Pues sí, mis animales son salvajes, no son domésticos. Tengo la convicción de que los animales, aunque sean salvajes, no son tan malos como los seres humanos que matan a diestra y siniestra. Alguno de esos animales mata para comer, pero tampoco andan matándose entre ellos.
—¿Usted tiene una casa con jardín?
Tengo un pequeño jardín. Un jardín de ciudad.
—¿O sea que sus jardines son inventados?
Totalmente. Yo lo único que copio son los animales, porque no me los sé, y miro fotos y eso. Pero me gusta más imaginar que copiar.
—¿Sus jardines son una especie de paraíso?
Ojala. Realmente son jardines que me van viviendo a la mente. Me basta con que den la sensación de bienestar.
—Usted misma parece una mujer muy serena.
¿Te lo parece? Yo creo que sólo soy una mujer corriente.
—Fernando Savater me ha contado maravillas de usted y de sus cuadros.
Bueno, él ha escrito mucho sobre mi obra, sí. Pero en eso he sido un poco tramposa: siempre he procurado que quien escriba sobre mí fuese gente a la que yo sabía que le gustaba mi obra. Gente amiga.
—También ha tenido su lado pop. Ha diseñado portadas de discos, como Caminemos de María Dolores Pradera, y carteles de películas, como el de Mientras el cuerpo aguante de Fernando Trueba.
Bueno, he conocido a gente de ese mundillo. Y me gustaba. Porque más que carteles, por ejemplo el que me encargó Trueba, era más bien un retrato. Algo fácil. Y lo de María Dolores Pradera, pues también era un retrato de ella. Así que no me costó trabajo.
Isabel Villar, Tigre bebiendo (2020)
(Galería Fernández-Braso)
—Me da la sensación de que sus cuadros están hechos con una mirada inocente.
Más que inocente, o infantil, que también me lo han dicho, tengo una mirada compasiva ante este mundo.
—Usted antes que pintora fue una gran dibujante. Incluso dice que casi nació con un lápiz en la mano.
Es que desde pequeña me encantaba. Mi padre era ingeniero y dibujaba muy bien. Otro de mis tíos también. Y creo que un bisabuelo mío, que era arquitecto vasco e hizo medio Valladolid, también dibujaba muy bien.

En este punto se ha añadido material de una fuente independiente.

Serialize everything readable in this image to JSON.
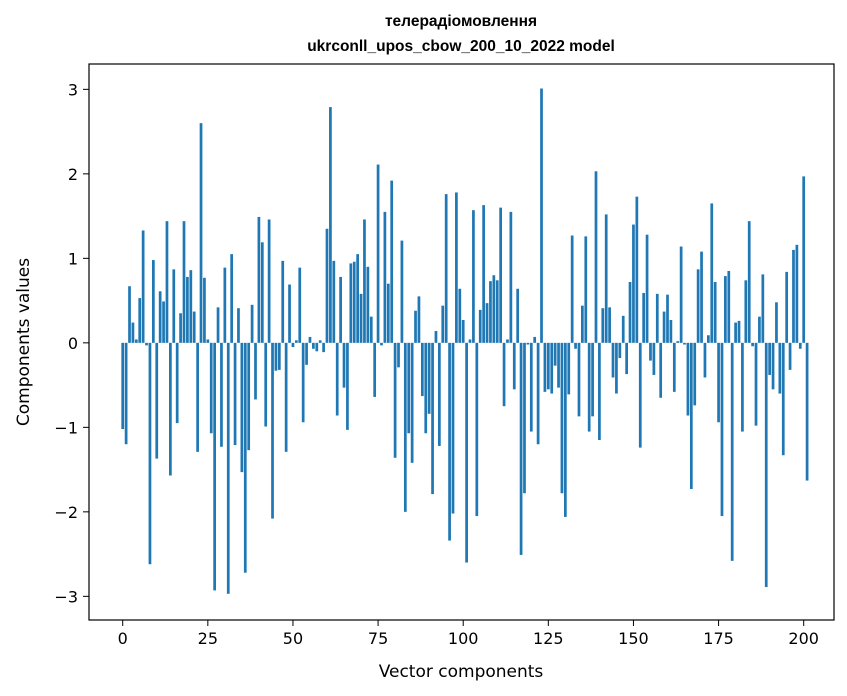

Pero yo era la dibujante oficial de mi colegio, eh. Y eso me vino genial porque odiaba las matemáticas. Y cuando llegaba el mes de mayo me encargaban dibujar vírgenes estilizadas para llenar toda la escuela y, gracias a eso, no me exigían tanto en la clase de los números.
—¿Siempre había querido dedicarse a esto?
Siempre. Para preparar el examen de ingreso a la Escuela de Bellas Artes me apunté a una Academia y así aprobé a la primera. Y no es un examen fácil, eh. Mujeres éramos unas 10 o así. Y de todas, sólo yo continúo en esto. Y no creas que yo era la mejor. Había una prima de Carmen Martin Gaite, la escritora, que tenía mucho talento pero se casó con un médico y se fue a Galicia y se dedicó a la enseñanza. Casi todas se dedicaban a eso. Pero yo lo tuve claro siempre: quería ser pintora y nada más.
—Dicen que en su primera exposición vendió todos sus cuadros.
Sí. Pero porque fue en mi pueblo. Y estaban baratos. Así que…
—Además de tener fama de pintar mucho, es conocida por pintar muy rápido.
Sí. Siempre he sido rápida. Y como casi no me gusta salir, pues... Porque tengo colegas que van a muchas fiestas y aparcan el pincel y eso no, no. Yo pinto todos los días. Todos.
—Lo contrario a Antonio López, que tardó 20 años en pintar el dichoso cuadro de la Familia Real, je je.
Sí. Pero es que él hace cuadros importantes.
—¿Valora más lo de los otros?
Claro. Siempre.
—¿Con los años se pinta mejor?
Bueno, ahora me canso un poco. Paso toda la mañana pintando y ya por la tarde… mejor no. Pero sí, con el paso del tiempo me he dado cuenta de que uno mejora en lo que hace.
—Oiga, me han contado que no se lleva bien con los electrodomésticos.
Pues sí. Eso no es lo mío. ¡A mí dame pinceles y lienzos! Porque me cuesta entender el microondas o cuando me cambian la lavadora, ay, ¡qué martirio acostumbrarme!